How can you balance need for speed and efficiency and maintaining high level of test coverage?

  • Everything is code nowadays, now you see changes somewhere with IaC and I don't need to run a test if there is no change, slow down the time, control the change 
  • Taking control of the world around me as part of automation efforts 
  • If you think test automation is the goal not a tool that adds more effective testing 
  • Testing isn't the goal, it's a goal we use. Even software development is not the goal. It's the value we are creating for customers. 
  • 1250 tests, 20 times a day, learning after having already invested in small scale feedback programmatic tests, keeping us on the right track. 
  • Misselling stream of information as silver bullets of these techniques exists 

If we focus on test automation, are we risking that we don't focus on other things? 

  • Yes, and. Not either or. 
  • Testing plays an important part in improving quality, but it's not the whole picture. 
  • Red-Yellow-Green call. Red lead to punishing testers. 
  • Watermelon tests, testing your tests 
  • Had multiple levels of teams of testers. Effort but needing explainer. 

Is test automation friend or foe? 

  • Friend. High maintenance friend. A needy one. 
  • Friend.

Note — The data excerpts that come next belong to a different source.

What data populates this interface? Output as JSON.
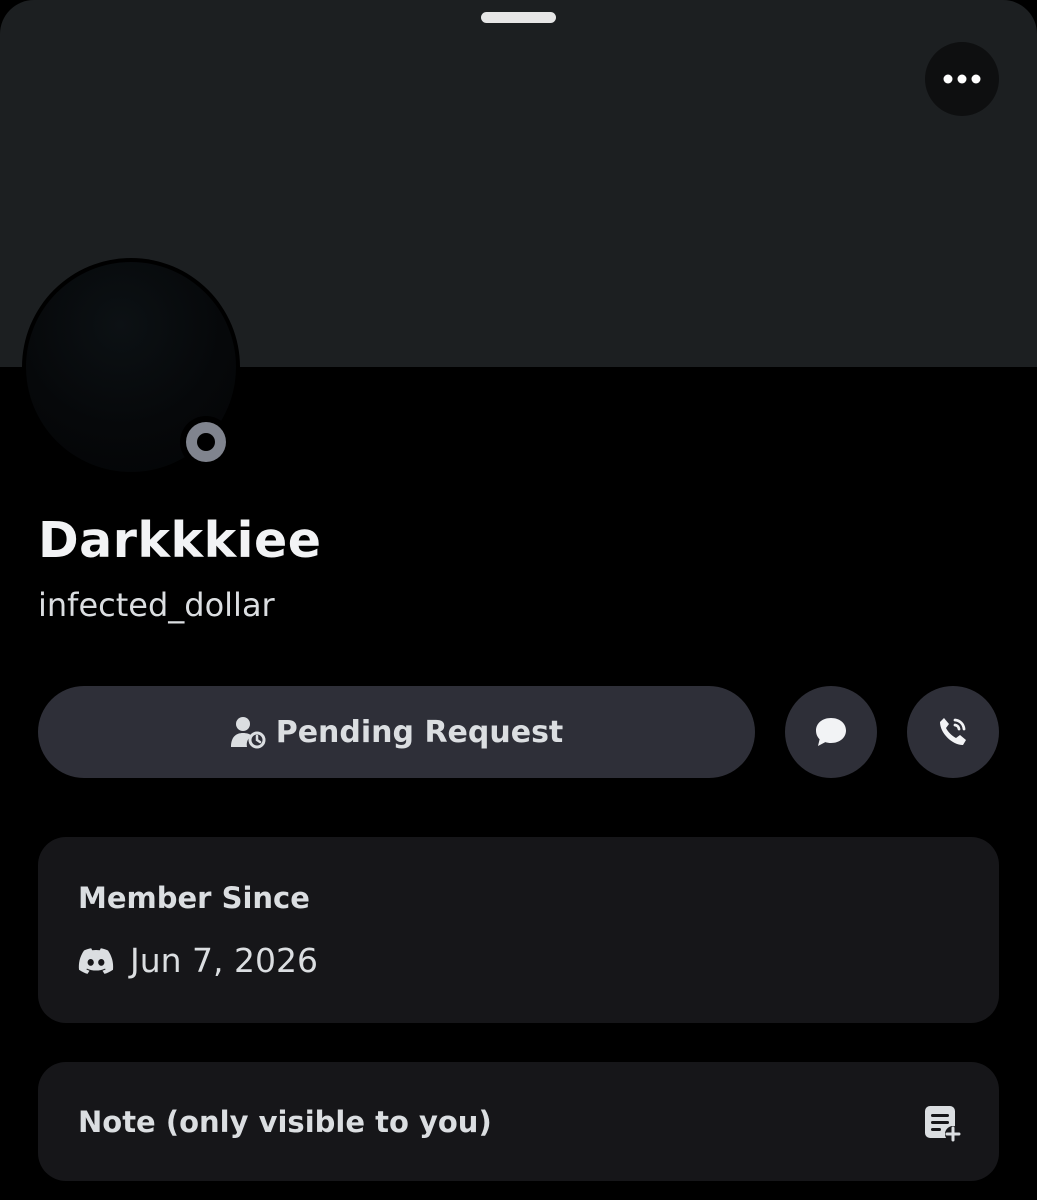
{
  "profile": {
    "display_name": "Darkkkiee",
    "username": "infected_dollar",
    "status": "offline"
  },
  "actions": {
    "pending_label": "Pending Request",
    "message_icon": "chat-bubble-icon",
    "call_icon": "phone-call-icon",
    "more_icon": "more-horizontal-icon"
  },
  "member_since": {
    "title": "Member Since",
    "icon": "discord-logo-icon",
    "date": "Jun 7, 2026"
  },
  "note": {
    "title": "Note (only visible to you)",
    "icon": "add-note-icon"
  },
  "colors": {
    "banner": "#1c1f21",
    "button_bg": "#2e2f38",
    "card_bg": "#161619",
    "status_offline": "#80848e"
  }
}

Work on a mutually beneficial with boundaries or you will fall out. 
  • Foe. Respectful even if you don't like it. Collaborate with the enemy when stakes are high.
  • Friend. Friend who likes to be pampered. Can turn into a foe.

Thursday, June 27, 2024

Well, did AI improve writing test plans?

Over 27 years of testing, I've read my fair share of test plans, and contributed quite a chunk. I've created templates to support people in writing it slightly better, and I've provided examples. And I have confessed that since it's the performance of planning not the writing of the plan that matters, some of the formats that support me in going my best work in planning like the one-page-master-test-plan have created some of the worst plans I have seen from others. 

Test plans aren't written, they are socialized. Part of socializing is owning the plan, and another part is bringing everyone along for the ride while we live by the plan. 

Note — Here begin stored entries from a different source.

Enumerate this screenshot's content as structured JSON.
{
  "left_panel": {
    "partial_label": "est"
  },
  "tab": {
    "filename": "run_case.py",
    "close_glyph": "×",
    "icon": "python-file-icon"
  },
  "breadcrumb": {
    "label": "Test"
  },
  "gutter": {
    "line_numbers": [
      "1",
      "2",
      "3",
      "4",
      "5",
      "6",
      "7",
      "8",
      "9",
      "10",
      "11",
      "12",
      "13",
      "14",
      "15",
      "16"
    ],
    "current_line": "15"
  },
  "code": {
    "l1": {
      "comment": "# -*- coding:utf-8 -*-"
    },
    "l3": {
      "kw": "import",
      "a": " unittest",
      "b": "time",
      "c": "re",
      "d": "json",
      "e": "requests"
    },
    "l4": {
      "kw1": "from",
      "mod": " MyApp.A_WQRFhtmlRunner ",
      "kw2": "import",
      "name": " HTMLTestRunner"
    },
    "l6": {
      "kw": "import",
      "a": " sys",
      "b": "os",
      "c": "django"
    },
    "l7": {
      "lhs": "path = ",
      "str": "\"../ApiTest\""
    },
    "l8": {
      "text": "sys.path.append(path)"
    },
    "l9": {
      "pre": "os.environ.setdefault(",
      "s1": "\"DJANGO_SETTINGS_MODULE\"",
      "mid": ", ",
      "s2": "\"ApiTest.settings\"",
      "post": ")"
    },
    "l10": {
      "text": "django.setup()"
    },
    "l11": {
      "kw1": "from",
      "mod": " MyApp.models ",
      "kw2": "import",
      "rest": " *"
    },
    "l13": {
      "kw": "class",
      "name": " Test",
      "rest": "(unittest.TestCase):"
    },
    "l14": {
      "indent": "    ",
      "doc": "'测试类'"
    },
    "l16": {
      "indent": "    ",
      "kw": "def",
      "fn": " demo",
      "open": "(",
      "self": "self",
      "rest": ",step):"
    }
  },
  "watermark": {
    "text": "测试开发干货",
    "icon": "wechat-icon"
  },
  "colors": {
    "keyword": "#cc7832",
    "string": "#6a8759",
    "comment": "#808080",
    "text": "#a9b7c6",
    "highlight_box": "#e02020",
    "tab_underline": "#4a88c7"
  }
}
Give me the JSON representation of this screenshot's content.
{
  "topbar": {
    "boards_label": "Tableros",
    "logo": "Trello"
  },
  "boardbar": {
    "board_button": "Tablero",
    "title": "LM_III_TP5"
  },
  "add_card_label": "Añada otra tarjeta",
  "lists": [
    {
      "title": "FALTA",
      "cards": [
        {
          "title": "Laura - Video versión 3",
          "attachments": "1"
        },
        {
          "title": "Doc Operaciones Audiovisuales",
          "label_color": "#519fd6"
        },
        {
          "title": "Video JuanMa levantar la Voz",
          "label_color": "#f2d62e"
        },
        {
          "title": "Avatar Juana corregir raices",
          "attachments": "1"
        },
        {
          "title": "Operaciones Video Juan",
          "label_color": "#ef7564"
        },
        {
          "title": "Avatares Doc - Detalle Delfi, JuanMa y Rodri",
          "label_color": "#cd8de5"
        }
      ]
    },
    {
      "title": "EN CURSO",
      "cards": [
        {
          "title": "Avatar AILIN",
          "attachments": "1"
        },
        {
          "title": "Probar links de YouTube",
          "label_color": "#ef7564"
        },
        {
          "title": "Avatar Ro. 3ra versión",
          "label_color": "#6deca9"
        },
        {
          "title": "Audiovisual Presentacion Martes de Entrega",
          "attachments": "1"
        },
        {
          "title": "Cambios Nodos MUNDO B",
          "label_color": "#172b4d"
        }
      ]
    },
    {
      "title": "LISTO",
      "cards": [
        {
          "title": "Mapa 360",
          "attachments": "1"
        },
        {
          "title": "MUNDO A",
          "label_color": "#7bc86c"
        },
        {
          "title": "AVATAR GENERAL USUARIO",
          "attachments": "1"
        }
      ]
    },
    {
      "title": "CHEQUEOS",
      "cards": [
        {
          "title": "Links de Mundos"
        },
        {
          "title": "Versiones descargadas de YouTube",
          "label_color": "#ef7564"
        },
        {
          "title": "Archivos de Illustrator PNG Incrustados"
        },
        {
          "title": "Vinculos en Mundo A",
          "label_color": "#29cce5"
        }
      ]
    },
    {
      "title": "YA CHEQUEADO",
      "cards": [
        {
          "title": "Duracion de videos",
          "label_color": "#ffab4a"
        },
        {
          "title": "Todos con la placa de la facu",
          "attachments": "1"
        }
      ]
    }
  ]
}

Some people need a list of risk we are concerned for. I love the form of planning where we list risks, and map that to testing activities to mitigate those risks. And I love making documents so short that people may actually read them. 

In these few years of LLMs being around, obviously I have had to both try generating test plans and watch others try to ask me to review plans where LLM has been more of less helpful.

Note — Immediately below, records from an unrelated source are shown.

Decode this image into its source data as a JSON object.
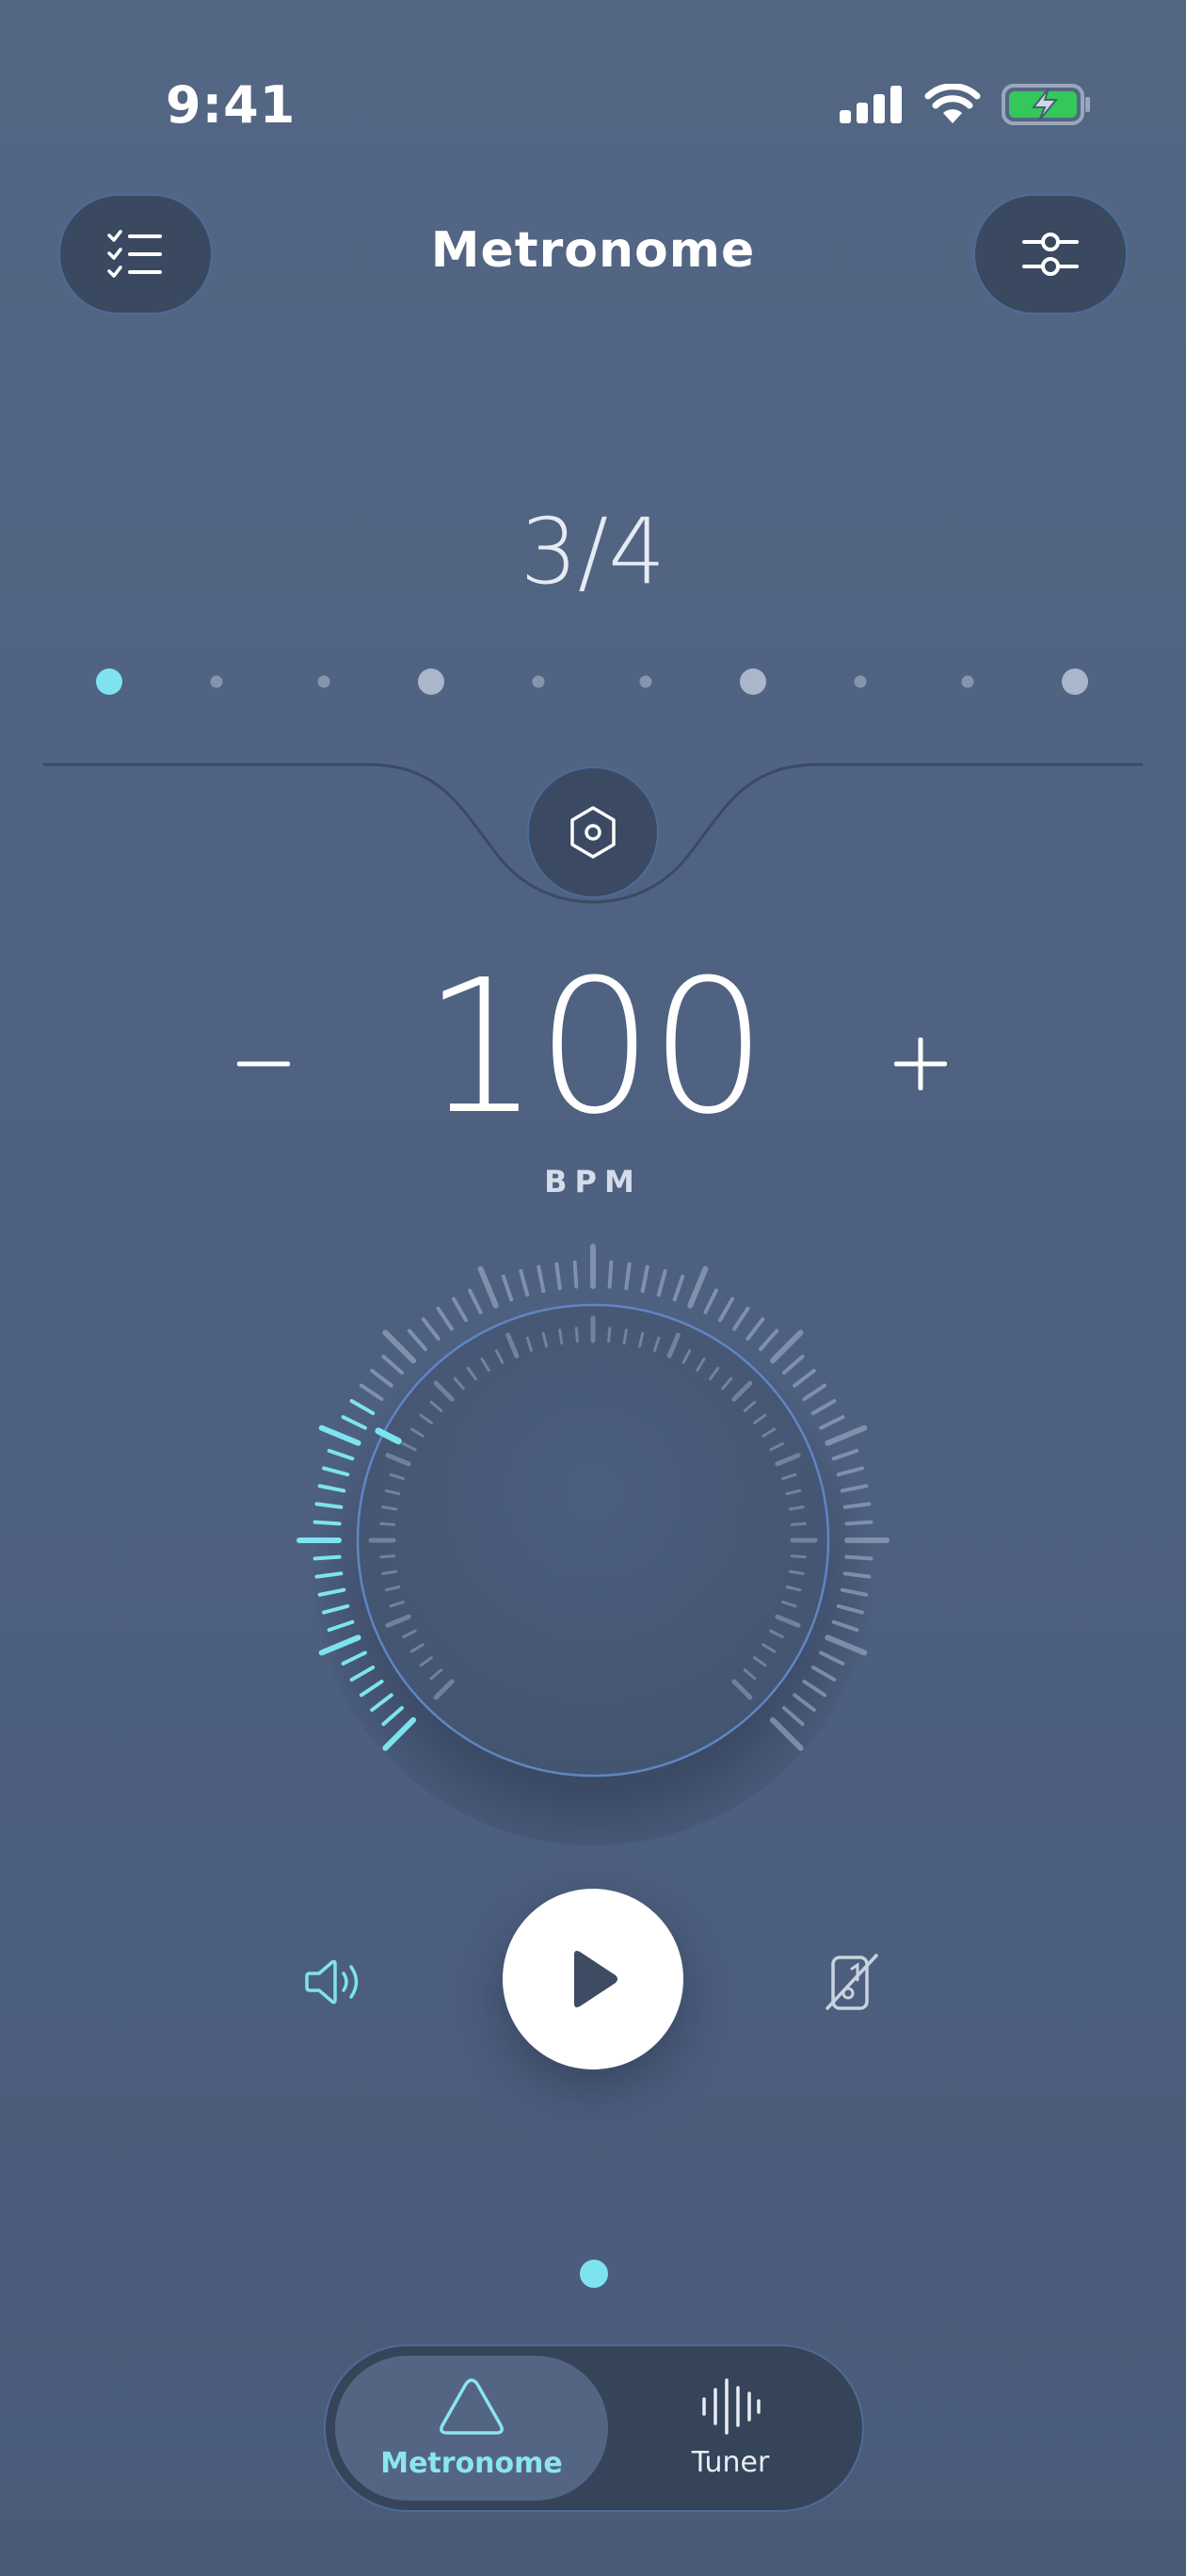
{
  "status_bar": {
    "time": "9:41"
  },
  "header": {
    "title": "Metronome",
    "left_button_icon": "checklist-icon",
    "right_button_icon": "sliders-icon"
  },
  "time_signature": {
    "label": "3/4",
    "active_beat_index": 0
  },
  "tempo": {
    "value": "100",
    "unit": "BPM",
    "minus_label": "−",
    "plus_label": "+"
  },
  "controls": {
    "sound_icon": "speaker-icon",
    "play_icon": "play-icon",
    "vibration_icon": "vibration-off-icon"
  },
  "pager": {
    "active_page": 1,
    "total_pages": 1
  },
  "tabs": [
    {
      "label": "Metronome",
      "icon": "triangle-metronome-icon",
      "active": true
    },
    {
      "label": "Tuner",
      "icon": "waveform-icon",
      "active": false
    }
  ],
  "colors": {
    "accent": "#7ee3ee",
    "background": "#536684",
    "control_surface": "#3a4960",
    "border": "#4d6b98"
  }
}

Overall, we are bad at writing plans. We are bad at making plans. We are really bad at updating plans when things change. And they always change. 

I wanted to make a note on did AI change it already?

  • People who were not great at writing plans before are not great in a different way. When confronted with feedback, they now have the Pinocchio to blame for it. Someone else did it - the LLM. If the average of the world does this, how can I make the point of not being happy with it. And I can be less happy with the responsibility avoidance. 
  • People who need to write plans that were not really even needed except for the process are now more efficient in producing the documentation. If they did not know to track TFIRPUSS (quality perspectives) in their plans, at least they are not missing that when they ask the tool. The difference still comes from the performance of continuous planning and organizing for the actions, rather than the act of writing the plan. 
  • Detailed test ideas for those with least ideas are already better in per-feature plans. Both those who were not so great are doing slightly better with generated ideas and those who were great become greater because they compete with Pinocchio. 
I am worried my future - like my past - is in reviewing subpar plans, but now with externalized responsibility. Maintaining ownership matters. Pinocchio is not a real boy, we're just at the start of the story.